In his (second) will of 1464, Batz granted the city of Lübeck a right of first refusal to his collection of manuscripts, which his sisters also exercised in return for payment of 300 Rhenish guilders . His collection became the nucleus of the council library and thus later the city ​​library . According to the list enclosed with the will, the collection contained 397 titles, mainly legal writings, but also Latin classics. Around a third of this can still be found in the city library today. One of their top pieces is a collection of letters that Batz had acquired in 1449 and continuously expanded and from which Wilhelm Wattenbach published individual pieces in 1873, as well as a manuscript of the commentary on Roman law by Bartolus de Saxoferrato .

literature

  • Olof AhlersBatz, Simon (van Homborch). In: New German Biography (NDB). Volume 1, Duncker & Humblot, Berlin 1953, ISBN 3-428-00182-6 , p. 630 ( digitized version ).
  • Friedrich Bruns : The Lübeck syndicists and council secretaries until the constitutional amendment of 1851 in ZVLGA Volume 29 (1938), pp. 91–168.
  • Robert Gramsch: Erfurt lawyers in the late Middle Ages: the career patterns and fields of activity of a learned elite of the 14th and 15th centuries. Brill, Leiden 2003, ISBN 90-04-13178-7 .
  • Klaus Wriedt : School and University: Educational Conditions in Northern German Cities of the Late Middle Ages; Collected Essays.

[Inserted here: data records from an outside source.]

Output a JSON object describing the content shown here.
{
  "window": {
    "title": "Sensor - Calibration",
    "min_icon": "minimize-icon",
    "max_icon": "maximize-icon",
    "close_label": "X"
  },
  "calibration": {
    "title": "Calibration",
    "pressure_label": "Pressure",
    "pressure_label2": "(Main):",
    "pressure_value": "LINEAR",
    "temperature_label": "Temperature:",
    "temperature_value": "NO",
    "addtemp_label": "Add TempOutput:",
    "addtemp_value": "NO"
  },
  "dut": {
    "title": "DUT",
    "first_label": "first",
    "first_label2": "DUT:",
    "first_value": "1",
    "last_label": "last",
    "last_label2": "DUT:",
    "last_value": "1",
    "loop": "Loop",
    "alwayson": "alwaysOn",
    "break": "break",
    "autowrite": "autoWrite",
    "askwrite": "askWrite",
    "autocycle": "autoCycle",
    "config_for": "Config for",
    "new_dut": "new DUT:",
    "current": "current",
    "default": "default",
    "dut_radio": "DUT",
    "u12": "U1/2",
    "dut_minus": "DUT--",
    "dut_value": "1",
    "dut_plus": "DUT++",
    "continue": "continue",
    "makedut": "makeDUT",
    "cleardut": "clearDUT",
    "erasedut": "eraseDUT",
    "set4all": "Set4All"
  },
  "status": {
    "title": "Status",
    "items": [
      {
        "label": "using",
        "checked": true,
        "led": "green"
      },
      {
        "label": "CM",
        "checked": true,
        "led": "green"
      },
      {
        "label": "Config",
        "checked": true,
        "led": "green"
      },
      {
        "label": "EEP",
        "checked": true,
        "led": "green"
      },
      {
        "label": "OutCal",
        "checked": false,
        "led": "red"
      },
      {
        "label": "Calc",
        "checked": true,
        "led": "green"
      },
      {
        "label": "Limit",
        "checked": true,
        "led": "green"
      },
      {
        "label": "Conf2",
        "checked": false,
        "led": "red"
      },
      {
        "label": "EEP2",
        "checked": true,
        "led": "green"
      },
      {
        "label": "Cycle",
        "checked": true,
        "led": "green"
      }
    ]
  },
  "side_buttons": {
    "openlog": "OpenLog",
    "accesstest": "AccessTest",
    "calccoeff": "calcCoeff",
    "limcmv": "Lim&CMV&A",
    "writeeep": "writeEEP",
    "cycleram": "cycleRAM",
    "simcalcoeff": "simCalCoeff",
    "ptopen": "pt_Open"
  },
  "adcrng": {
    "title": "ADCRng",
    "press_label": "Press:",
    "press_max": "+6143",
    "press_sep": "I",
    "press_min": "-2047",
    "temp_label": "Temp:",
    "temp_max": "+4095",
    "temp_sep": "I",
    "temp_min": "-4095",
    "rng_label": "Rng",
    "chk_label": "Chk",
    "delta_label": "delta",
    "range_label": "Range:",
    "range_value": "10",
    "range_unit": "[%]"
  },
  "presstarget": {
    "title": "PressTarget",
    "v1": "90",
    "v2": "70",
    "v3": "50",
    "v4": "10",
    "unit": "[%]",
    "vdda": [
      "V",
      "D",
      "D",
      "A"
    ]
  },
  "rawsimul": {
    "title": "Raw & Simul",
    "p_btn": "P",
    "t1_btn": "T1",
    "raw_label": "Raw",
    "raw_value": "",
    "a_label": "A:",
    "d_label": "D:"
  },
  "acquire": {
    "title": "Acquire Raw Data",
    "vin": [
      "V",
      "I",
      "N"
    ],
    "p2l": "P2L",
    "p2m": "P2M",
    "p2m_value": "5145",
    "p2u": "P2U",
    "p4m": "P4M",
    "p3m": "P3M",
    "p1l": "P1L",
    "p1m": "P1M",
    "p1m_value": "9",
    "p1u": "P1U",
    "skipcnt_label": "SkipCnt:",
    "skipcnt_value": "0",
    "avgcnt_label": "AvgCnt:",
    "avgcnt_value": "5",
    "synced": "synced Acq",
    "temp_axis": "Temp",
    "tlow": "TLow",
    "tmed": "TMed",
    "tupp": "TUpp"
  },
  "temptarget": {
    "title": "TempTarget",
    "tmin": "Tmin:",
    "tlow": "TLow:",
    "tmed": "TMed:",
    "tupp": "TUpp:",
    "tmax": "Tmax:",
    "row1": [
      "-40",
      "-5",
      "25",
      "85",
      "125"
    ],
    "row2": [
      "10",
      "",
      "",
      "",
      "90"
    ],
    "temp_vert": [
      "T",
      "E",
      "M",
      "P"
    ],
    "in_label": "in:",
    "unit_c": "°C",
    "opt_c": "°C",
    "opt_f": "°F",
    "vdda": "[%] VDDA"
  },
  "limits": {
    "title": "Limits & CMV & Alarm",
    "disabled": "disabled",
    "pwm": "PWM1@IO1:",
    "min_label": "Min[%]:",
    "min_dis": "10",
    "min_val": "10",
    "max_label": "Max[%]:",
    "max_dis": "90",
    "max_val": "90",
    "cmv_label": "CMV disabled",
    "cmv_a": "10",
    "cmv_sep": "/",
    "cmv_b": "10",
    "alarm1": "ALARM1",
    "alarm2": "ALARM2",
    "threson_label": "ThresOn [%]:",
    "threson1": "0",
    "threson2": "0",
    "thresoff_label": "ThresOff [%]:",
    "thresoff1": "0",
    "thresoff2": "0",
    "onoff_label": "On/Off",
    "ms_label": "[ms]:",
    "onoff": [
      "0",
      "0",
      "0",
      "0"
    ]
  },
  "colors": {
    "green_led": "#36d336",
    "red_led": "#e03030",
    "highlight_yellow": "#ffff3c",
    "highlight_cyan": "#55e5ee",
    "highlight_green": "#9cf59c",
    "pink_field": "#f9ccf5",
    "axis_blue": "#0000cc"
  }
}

Brill, Leiden 2005, ISBN 90-04-14687-3 .
  • Robert Schweitzer, Ulrich Simon: "Boeke, gude unde böse". The library of Lübeck's Syndic Simon Batz von Homburg: attempted reconstruction based on his will and evidence from the holdings of the former council library in the Lübeck city library. In: Rolf Hammel-Kiesow, Michael Hundt (Hrsg.): The memory of the Hanseatic city of Lübeck. Festschrift for Antjekathrin Graßmann on her 65th birthday. Lübeck 2005, ISBN 3-7950-5555-5 , pp. 127-158.
  • Ulrich Simon: Metz or Lübeck - home or career? Attempts to interpret some letters from the letter book of the Lübeck syndic Simon Batz. In: Robert Schweitzer, Bernd Dohrendorf (eds.): Bibliotheca publica - Civitas Lubecensis - Mare Balticum. Library - Hanseatic City - Baltic Sea Region. Festschrift for Dr. Jörg Fligge on the resignation of the director of the library of the Hanseatic city of Lübeck. Lübeck 2005, ISBN 3-933652-25-1 , pp. 94-117.
  • Alken Bruns, Ulrich Simon: Batz (Gen. de Homburg, van Homburch), Simon. In: Biographical Lexicon for Schleswig-Holstein and Lübeck . Vol. 12, p. 30; also in: Alken Bruns (Hrsg.): New Lübecker CVs. Wacholtz, Neumünster 2009, ISBN 978-3-529-01338-6 , pp. 23-26.
  • Thomas Haye : Simon Batz von Homburg (approx. 1420–1464) - an early humanist in Lübeck? in: Zeitschrift für Lübeckische Geschichte , Volume 93 (2013), pp. 9–34
  • Jan Ciglbauer: Habent sua fata libelli. The Lübeck Troparium and possible musical interests of Simon Batz von Homburg, in: Archiv für Musikwissenschaft , vol. 73, vol. 3 (2016), pp. 220–240

Individual evidence

  1. He later returned to Hamburg as Syndicus.
  2. ^ Klaus Krüger: Corpus of the medieval grave monuments in Lübeck, Schleswig, Holstein and Lauenburg 1100-1600. Jan Thorbeke Verlag, Stuttgart 1999, ISBN 3-7995-5940-X , pp. 911-912.
  3. See Ulrich Simon, Robert Schweitzer: A new French school honors a medieval book collector from Lübeck. Inauguration of the Simon Batz School Center in Ober-Homburg. In: Lübeckische Blätter . 178 (2013), pp. 218-221.